Il progetto è stato reso possibile con il sostegno finanziario dell'Amministrazione dello sviluppo regionale del Sud-Est dell'Anatolia (GAP), dell'UNHCR (Alto Commissariato delle Nazioni Unite per i rifugiati) e dell'UNDP (Programma di sviluppo delle Nazioni Unite).

Istituito dall'Unione dei produttori di olive biologiche di Kilis, lo stabilimento lavora, confeziona e immagazzina olive raccolte dai produttori locali e ha una capacità produttiva di 80 tonnellate di olio d'oliva al giorno. Circa i produttori di olive locali 300 sono membri dell'Unione e sono in grado di trasformare qui le loro olive e di ricevere una quota delle entrate derivanti dalla vendita dell'olio d'oliva.

Campo profughi Kilis (Foto: Aiuto per roulotte)

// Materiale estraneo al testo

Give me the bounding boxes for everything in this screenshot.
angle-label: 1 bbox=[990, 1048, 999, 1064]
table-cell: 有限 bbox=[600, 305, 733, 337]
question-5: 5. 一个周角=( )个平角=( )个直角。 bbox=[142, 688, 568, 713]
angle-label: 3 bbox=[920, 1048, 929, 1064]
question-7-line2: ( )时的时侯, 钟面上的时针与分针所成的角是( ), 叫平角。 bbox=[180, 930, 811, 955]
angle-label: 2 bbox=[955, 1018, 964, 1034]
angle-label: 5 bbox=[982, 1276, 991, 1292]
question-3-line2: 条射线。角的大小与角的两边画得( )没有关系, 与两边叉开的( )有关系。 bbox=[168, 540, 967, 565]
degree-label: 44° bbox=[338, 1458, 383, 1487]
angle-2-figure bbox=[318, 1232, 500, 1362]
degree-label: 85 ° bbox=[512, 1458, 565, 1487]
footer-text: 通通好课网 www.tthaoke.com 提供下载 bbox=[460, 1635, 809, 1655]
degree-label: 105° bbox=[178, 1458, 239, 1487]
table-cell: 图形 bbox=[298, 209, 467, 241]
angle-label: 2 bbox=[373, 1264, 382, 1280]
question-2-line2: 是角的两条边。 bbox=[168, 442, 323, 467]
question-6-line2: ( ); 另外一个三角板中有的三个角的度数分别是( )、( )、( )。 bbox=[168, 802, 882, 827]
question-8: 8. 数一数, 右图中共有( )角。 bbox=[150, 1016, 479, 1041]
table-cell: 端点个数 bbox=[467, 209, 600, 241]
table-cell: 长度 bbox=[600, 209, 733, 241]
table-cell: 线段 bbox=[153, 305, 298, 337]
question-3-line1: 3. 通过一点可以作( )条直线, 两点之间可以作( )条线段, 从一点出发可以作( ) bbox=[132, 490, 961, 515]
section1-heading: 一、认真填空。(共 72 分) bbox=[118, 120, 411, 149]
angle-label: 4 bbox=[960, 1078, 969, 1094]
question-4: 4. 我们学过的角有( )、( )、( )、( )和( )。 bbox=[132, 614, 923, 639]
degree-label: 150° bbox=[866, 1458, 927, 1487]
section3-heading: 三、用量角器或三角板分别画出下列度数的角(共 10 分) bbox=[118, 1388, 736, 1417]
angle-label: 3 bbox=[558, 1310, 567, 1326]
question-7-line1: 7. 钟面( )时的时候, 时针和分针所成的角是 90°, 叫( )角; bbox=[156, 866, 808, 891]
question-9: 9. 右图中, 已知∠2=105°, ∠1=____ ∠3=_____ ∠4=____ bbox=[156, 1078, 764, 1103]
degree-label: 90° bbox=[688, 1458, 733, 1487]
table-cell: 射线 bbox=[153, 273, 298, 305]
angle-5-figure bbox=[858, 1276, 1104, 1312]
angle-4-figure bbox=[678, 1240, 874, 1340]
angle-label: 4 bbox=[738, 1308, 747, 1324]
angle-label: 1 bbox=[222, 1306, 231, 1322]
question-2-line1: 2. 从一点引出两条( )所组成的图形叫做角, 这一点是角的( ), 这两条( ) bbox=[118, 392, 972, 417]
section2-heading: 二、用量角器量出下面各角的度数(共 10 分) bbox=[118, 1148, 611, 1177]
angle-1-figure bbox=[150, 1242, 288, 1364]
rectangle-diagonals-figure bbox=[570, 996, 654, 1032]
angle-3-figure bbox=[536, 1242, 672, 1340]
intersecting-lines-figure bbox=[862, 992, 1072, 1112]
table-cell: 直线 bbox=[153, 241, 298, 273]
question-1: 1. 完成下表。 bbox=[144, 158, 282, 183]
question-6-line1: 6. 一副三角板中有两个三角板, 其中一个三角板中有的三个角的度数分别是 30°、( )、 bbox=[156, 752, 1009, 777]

L'unità produttiva impiega attualmente 15 lavoratori, un numero che dovrebbe raddoppiare una volta raggiunta la piena capacità e offrire anche possibilità di lavoro ai rifugiati siriani recentemente insediati.

The olio d'oliva biologico prodotto qui sarà commercializzato con il marchio "Kilizri" e sarà disponibile per l'acquisto non solo in Turchia ma anche in altri paesi.

pubblicità

L'olio d'oliva è un alimento base nella cucina del Kilis e le olive sono uno dei suoi prodotti agricoli più importanti. L'oliva Kilis è ideale per la produzione di olio d'oliva, con un'alta resa in olio, pelle fine e piccoli semi. Le olive vengono anche utilizzate per la produzione di sapone nella regione.